From 2pm yesterday, people enrolling in KiwiSaver no longer receive a $1000 kick-start payment. That will save the Government $500 million over four years. To put it another way, the Government picks 500,000 Kiwis will each be poorer by $1000 over the next four years.
The surprise move opens up questions - about take-up, the impact on savings and fairness across generations.
KiwiSaver's been incredible in terms of take-up. As Finance Minister Bill English says, 2.5 million New Zealanders have KiwiSaver accounts and have claimed the kick-start. So you might say the horse has already bolted here. If the kick-start isn't good policy, then it's too late to worry now.
But if 2.5 million have enrolled, that means 2 million New Zealanders haven't - not just the 500,000 planned in the next four years.
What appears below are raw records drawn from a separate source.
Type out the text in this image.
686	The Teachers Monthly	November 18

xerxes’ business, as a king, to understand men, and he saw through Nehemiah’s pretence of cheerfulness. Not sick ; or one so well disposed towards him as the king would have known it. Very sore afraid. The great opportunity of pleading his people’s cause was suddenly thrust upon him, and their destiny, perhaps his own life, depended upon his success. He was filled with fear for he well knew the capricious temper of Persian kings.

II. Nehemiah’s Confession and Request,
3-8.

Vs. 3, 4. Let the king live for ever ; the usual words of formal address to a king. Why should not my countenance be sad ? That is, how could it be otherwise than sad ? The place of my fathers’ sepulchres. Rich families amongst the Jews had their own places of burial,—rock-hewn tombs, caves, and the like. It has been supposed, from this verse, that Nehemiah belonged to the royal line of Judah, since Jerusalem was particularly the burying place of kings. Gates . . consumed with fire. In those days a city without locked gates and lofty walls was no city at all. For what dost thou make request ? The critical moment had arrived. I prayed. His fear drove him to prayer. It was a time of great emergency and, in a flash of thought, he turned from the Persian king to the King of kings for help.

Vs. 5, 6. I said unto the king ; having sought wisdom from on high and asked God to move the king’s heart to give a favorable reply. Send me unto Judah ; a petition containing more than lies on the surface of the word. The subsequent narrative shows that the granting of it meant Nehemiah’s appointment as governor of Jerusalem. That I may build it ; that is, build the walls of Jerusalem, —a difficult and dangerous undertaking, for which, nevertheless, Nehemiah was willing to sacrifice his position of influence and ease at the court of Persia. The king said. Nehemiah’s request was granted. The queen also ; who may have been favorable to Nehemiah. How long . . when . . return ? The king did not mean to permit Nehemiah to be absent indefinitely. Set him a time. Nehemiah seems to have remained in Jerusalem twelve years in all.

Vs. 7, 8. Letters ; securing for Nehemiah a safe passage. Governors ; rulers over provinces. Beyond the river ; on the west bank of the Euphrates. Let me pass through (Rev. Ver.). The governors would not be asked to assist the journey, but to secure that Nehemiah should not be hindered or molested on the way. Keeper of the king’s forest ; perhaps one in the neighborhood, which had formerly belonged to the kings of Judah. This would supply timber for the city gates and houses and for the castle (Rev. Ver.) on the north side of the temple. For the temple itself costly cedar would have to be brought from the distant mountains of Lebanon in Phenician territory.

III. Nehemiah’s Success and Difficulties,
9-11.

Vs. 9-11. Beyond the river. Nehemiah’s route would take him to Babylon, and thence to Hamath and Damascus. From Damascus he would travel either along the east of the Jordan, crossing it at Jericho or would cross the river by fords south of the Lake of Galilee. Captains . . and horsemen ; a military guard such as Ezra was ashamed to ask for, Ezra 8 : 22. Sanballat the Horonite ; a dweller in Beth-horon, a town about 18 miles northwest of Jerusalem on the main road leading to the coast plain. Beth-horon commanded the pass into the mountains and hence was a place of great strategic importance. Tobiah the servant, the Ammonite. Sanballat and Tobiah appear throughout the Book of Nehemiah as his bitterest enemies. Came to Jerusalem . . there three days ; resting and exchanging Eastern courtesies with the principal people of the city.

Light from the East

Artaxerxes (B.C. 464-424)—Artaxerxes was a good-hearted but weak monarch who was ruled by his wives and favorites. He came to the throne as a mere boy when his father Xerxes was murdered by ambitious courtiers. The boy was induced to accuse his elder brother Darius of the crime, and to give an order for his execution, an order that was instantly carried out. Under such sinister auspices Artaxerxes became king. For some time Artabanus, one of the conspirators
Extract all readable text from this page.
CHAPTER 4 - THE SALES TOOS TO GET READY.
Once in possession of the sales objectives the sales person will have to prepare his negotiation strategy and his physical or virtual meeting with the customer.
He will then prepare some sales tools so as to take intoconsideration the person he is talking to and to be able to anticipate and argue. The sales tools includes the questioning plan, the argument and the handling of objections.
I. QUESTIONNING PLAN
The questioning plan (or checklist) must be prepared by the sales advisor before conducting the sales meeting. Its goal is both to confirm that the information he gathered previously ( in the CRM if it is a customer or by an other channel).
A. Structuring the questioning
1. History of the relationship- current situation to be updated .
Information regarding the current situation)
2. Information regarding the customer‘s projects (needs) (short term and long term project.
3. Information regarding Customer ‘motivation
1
Of course, many will be ineligible - for example, over 65s - or, for other reasons, choose not to take part.
How much of a part did the kick-start play in KiwiSaver's success? It's hard to be sure. KiwiSaver Mark 1 was the lead item in Michael Cullen's 2005 Budget. At the time, the kick-start was the planned big incentive to join. There were some modest administrative subsidies to lower management fees but that was it. As a Treasury hack at the time, I recall us guessing that 25 per cent of employees would enroll within five years. Of course, KiwiSaver Mark 1 never saw the light of day.